Arguably, humankind has expended almost as much energy, effort, and thought on the attempted annihilation and killing of cities as it has on their planning, construction, and growth (Berman, 1996).

From the rear cover

Cities, War, and Terrorism is the first book to look critically at the ways in which warfare, terrorism, and counter-terrorism policies intersect in cities in the post-Cold War period. The book brings together new writing by the world's leading analysts of urban space and military and terrorist violence from the fields of geography, architecture, planning, sociology, critical theory, politics, international relations, and military studies. Arguing that urban spaces are now the critical, strategic sites of geopolitical struggle, the contributors combine cutting-edge theoretical reflections with path-breaking empirical case studies. They provide up-to-date analyses of a range of specific urban sites, including those involved in the Cold War, the Balkan wars, the Israeli-Palestinian conflict, the 9/11 attacks, the "War on Terror" attacks on Afghanistan and Iraq, and urban anti-globalization battles.
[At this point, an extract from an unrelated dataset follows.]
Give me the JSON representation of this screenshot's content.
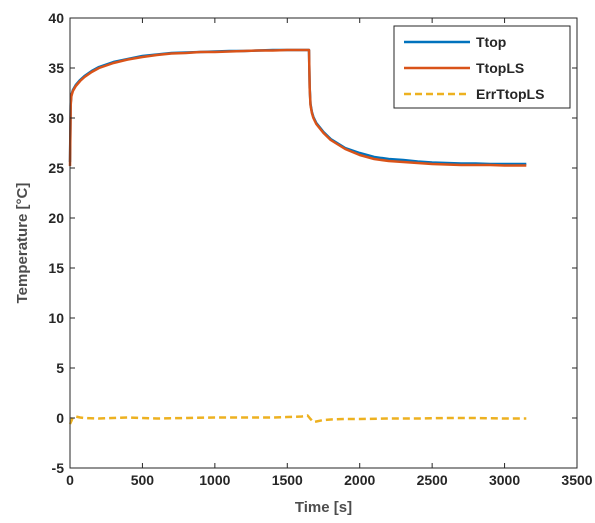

Taken as a whole, the book offers both specialist and non-specialist readers a sophisticated perspective on the violence that is engulfing our increasingly urbanized world.

About the author

Stephen Graham is Professor of Human Geography at Durham University. Between 1992 and spring 2004 he was based at Newcastle University's School of Architecture, Planning and Landscape. He is the author of Telecommunications and the City (with Simon Marvin, 1996) and Splintering Urbanism (with Simon Marvin, 2001) and editor of The Cybercities Reader (2003), among other publications.